PostGIS-compatible spatial functions for ClickHouse, delivered as a WebAssembly UDF module powered by GEOS 3.12+.
ClickHouse is fast. If you need to crunch billions of rows, it's the right tool. But the moment you ask "can it do spatial analytics?" the answer is: technically yes, practically no.
You get Point, H3, S2. What you don't get is anything resembling a real spatial function library. No ST_Area. No ST_Buffer. No ST_Intersects. No ST_Within. The entire PostGIS vocabulary — functions that GIS engineers have been using since 2001 — is absent. If your data has geometry and you want to do anything non-trivial, the current answer is: export to PostGIS, do the work there, import back. Congratulations, you just negated the reason you chose ClickHouse.
The concrete use case that started this: querying geospatial data stored in Parquet files via Apache Iceberg. Large geometry datasets in a lakehouse, ClickHouse as the query engine, geometry encoded as WKB blobs in Parquet BYTE_ARRAY columns — industry standard, works everywhere. ClickHouse reads the WKB fine. It just can't do anything interesting with it.
The obvious move is a PR to ClickHouse adding GEOS as a dependency. This is also the move that will consume six months and probably fail:
- GEOS is LGPL; ClickHouse's licensing situation makes bundling it uncomfortable (tracked issue)
- Adding sixty spatial functions wrapped around a new external dependency is not a quick review
- You need it working now, not when the stars align over the issue tracker
ClickHouse's experimental WASM UDF engine (wasmtime) lets you compile a .wasm module, drop it in, and call your functions as if they were built-in. GEOS compiles to WASM via Emscripten. The result is a self-contained binary with no system dependencies, no ClickHouse internals touched, no LGPL contamination of the host binary. You ship a file and write CREATE FUNCTION statements.
With chgeos, querying geometry from an Iceberg table looks exactly like PostGIS — same function names, same semantics, no translation guide:
SELECT region_name, st_area(geometry) AS area
FROM iceberg('s3://my-bucket/regions/')
WHERE st_intersects(geometry, st_geomfromtext('POLYGON((...))'))

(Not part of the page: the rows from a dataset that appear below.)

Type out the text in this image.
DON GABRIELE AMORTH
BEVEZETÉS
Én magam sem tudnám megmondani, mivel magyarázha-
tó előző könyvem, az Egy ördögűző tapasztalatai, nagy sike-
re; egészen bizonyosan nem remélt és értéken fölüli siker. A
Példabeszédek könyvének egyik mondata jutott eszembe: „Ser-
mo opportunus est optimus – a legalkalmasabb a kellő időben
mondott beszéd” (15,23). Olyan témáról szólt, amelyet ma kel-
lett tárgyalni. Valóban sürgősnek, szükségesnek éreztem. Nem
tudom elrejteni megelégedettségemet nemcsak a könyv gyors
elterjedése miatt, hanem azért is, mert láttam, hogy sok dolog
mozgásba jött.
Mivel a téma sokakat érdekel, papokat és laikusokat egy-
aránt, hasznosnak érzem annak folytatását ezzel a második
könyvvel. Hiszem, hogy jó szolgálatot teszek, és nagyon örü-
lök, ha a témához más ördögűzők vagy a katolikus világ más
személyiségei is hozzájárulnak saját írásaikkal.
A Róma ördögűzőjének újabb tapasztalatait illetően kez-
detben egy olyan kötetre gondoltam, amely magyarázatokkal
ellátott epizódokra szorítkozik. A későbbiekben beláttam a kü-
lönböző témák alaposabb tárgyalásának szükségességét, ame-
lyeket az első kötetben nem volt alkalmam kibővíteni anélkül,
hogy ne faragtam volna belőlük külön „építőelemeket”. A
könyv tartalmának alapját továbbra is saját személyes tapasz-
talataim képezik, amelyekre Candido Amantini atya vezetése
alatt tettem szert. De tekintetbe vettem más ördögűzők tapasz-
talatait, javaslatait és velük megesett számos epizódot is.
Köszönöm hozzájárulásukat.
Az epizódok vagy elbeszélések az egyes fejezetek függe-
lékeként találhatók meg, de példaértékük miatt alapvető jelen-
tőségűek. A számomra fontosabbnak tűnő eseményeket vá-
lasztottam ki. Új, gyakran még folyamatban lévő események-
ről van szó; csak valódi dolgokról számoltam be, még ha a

ORDER BY area DESC;Wire format: Geometries are String columns containing raw EWKB bytes — the same format PostGIS, GeoParquet, and most spatial tools use. No conversion needed at the database boundary.
ABI: Every UDF uses BUFFERED_V1 — ClickHouse passes an entire column as a MsgPack buffer in one call, the module processes all rows in a tight loop, returns results. WASM boundary overhead is constant per query, not per row.
Template machinery: A single impl_wrapper<Ret, Args...> template handles all MsgPack unpacking and packing. Adding a function is two lines: the C++ impl and a macro invocation. No hand-written marshaling.
Bbox short-circuit: Binary predicates (ST_Intersects, ST_Contains, ST_Within, etc.) extract bounding boxes directly from raw WKB bytes — no GEOS parse, no heap allocation — and return early when boxes don't overlap. GEOS is only invoked when the bbox check passes.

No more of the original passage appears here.